L’expérience a été réitérée, mais avec un échantillon de participants entraînés à faire la différence entre un vrai visage et un faux. Le taux de bonnes réponses est alors monté à 59 %. C’est-à-dire à peine plus que le hasard. « Les visages générés synthétiquement ont traversé « la vallée de l’étrange » et sont capables de créer des images impossibles à distinguer de vrais visages », estiment les chercheurs.

la théorie du roboticien Masashiro

« La vallée de l’étrange » est une théorie développée dans les années 70 par le roboticien japonais Masashiro Mori. Que nous dit-elle? En gros que plus l’apparence d’un robot est similaire à celle d’un être humain, plus ses imperfections nous semblent monstrueuses. En théorie, ce ne serait qu’à partir d’un haut degré de réalisme que ces « monstruosités » disparaîtrait de notre regard.
L’androïde nous semblera alors « moins dérangeant » à l’œil. C’est cette étape que semble avoir franchi les algorithmes de génération de visages. Nous n’arriverons bientôt plus à faire la différence entre la photographie d’un visage et une image générée par une IA. Nous accordons même une plus grande confiance à cette dernière selon l’étude.

Ces faux nous « dignes de confiance »

Lors de la troisième expérience, 223 personnes ont regardé 128 visages et devaient juger si les personnes photographiées avaient l’air « digne de confiance ». Ils devaient les classer sur une échelle de 1 à 7. Les faux visages ont obtenu un score moyen de 4,82 contre 4,48 pour les vrais. « C’est peut-être parce que les visages générés par ordinateur sont proches des visages moyens qui sont le plus souvent considérés comme « digne de confiance ».

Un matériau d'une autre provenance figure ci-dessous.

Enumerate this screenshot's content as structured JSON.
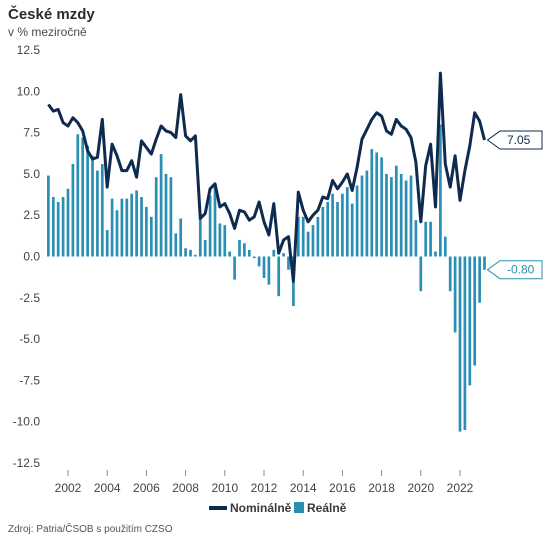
{
  "title": "České mzdy",
  "subtitle": "v % meziročně",
  "source": "Zdroj: Patria/ČSOB s použitím CZSO",
  "colors": {
    "nominal": "#0f2a4f",
    "real": "#2b8fb3",
    "axis_text": "#444444"
  },
  "chart_data": {
    "type": "line+bar",
    "title": "České mzdy",
    "subtitle": "v % meziročně",
    "ylim": [
      -12.5,
      12.5
    ],
    "yticks": [
      "12.5",
      "10.0",
      "7.5",
      "5.0",
      "2.5",
      "0.0",
      "-2.5",
      "-5.0",
      "-7.5",
      "-10.0",
      "-12.5"
    ],
    "ytick_values": [
      12.5,
      10,
      7.5,
      5,
      2.5,
      0,
      -2.5,
      -5,
      -7.5,
      -10,
      -12.5
    ],
    "xticks": [
      "2002",
      "2004",
      "2006",
      "2008",
      "2010",
      "2012",
      "2014",
      "2016",
      "2018",
      "2020",
      "2022"
    ],
    "xtick_values": [
      2002,
      2004,
      2006,
      2008,
      2010,
      2012,
      2014,
      2016,
      2018,
      2020,
      2022
    ],
    "x_start": 2001.0,
    "quarter_step": 0.25,
    "legend": {
      "position": "bottom-right",
      "entries": [
        "Nominálně",
        "Reálně"
      ]
    },
    "series": [
      {
        "name": "Nominálně",
        "type": "line",
        "color": "#0f2a4f",
        "values": [
          9.2,
          8.8,
          8.9,
          8.1,
          7.9,
          8.4,
          8.1,
          7.6,
          6.4,
          5.9,
          6.0,
          8.3,
          4.2,
          6.8,
          6.1,
          5.2,
          5.2,
          5.8,
          4.8,
          7.0,
          6.6,
          6.2,
          7.1,
          7.9,
          7.6,
          7.5,
          7.2,
          9.8,
          7.3,
          7.0,
          7.3,
          2.3,
          2.6,
          4.1,
          4.4,
          3.0,
          3.2,
          2.6,
          1.7,
          2.8,
          2.7,
          2.2,
          2.4,
          3.3,
          2.1,
          1.3,
          3.2,
          0.2,
          1.0,
          1.2,
          -1.5,
          3.9,
          2.8,
          2.1,
          2.5,
          2.8,
          3.6,
          3.5,
          4.6,
          4.1,
          4.5,
          5.0,
          4.0,
          5.4,
          7.1,
          7.7,
          8.3,
          8.7,
          8.5,
          7.6,
          7.4,
          8.3,
          7.9,
          7.7,
          7.2,
          5.7,
          2.1,
          5.5,
          6.8,
          3.0,
          11.1,
          5.6,
          4.2,
          6.1,
          3.4,
          5.2,
          6.7,
          8.7,
          8.2,
          7.05
        ],
        "last_label": "7.05"
      },
      {
        "name": "Reálně",
        "type": "bar",
        "color": "#2b8fb3",
        "values": [
          4.9,
          3.6,
          3.3,
          3.6,
          4.1,
          5.6,
          7.4,
          7.2,
          6.7,
          6.1,
          5.2,
          5.6,
          1.6,
          3.5,
          2.8,
          3.5,
          3.5,
          3.8,
          4.0,
          3.6,
          3.0,
          2.4,
          4.8,
          6.2,
          5.0,
          4.8,
          1.4,
          2.3,
          0.5,
          0.4,
          0.1,
          2.6,
          1.0,
          3.7,
          4.2,
          2.0,
          1.9,
          0.3,
          -1.4,
          1.0,
          0.8,
          0.4,
          -0.1,
          -0.6,
          -1.3,
          -1.7,
          0.4,
          -2.4,
          0.2,
          -0.8,
          -3.0,
          2.4,
          2.4,
          1.5,
          1.9,
          2.4,
          3.0,
          3.3,
          3.8,
          3.3,
          3.8,
          4.2,
          3.2,
          4.3,
          4.9,
          5.2,
          6.5,
          6.3,
          6.0,
          5.0,
          4.8,
          5.5,
          5.0,
          4.6,
          4.9,
          2.2,
          -2.1,
          2.1,
          2.1,
          0.3,
          8.0,
          1.2,
          -2.1,
          -4.6,
          -10.6,
          -10.5,
          -7.8,
          -6.6,
          -2.8,
          -0.8
        ],
        "last_label": "-0.80"
      }
    ]
  }
}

Les auteurs de cette nouvelle étude font également remarquer que l’accès facile à ce genre d’outil de génération de « faux visages » pose déjà problème et continuera de poser problème dans l’avenir d’Internet.
« Le texte, le son, l’image et la vidéo générés par l’intelligence artificielle (IA) sont déjà utilisés à des fins d’imagerie intime non-consensuelle, de fraude financière et de campagnes de désinformation », indiquent l’abstract de l’étude. Les scientifiques encouragent à  développer des lignes de conduite et de mieux contrôler ces technologies pour éviter qu’on ne les utilise à des fins frauduleuses.
Un souhait qui risque de rester lettre morte dans la jungle qu’est devenu le web…

 

Maxime KLASSEN (st)

Le bref rapport est disponible en ligne (site en anglais) : https://www.pnas.org/content/119/8/e2120481119

NIGHTINGALE, Sophie J. et FARID, Hany, 2022. AI-synthesized faces are indistinguishable from real faces and more trustworthy. Proceedings of the National Academy of Sciences. 22 février 2022. Vol. 119, n° 8, pp. e2120481119. DOI 10.1073/pnas.2120481119.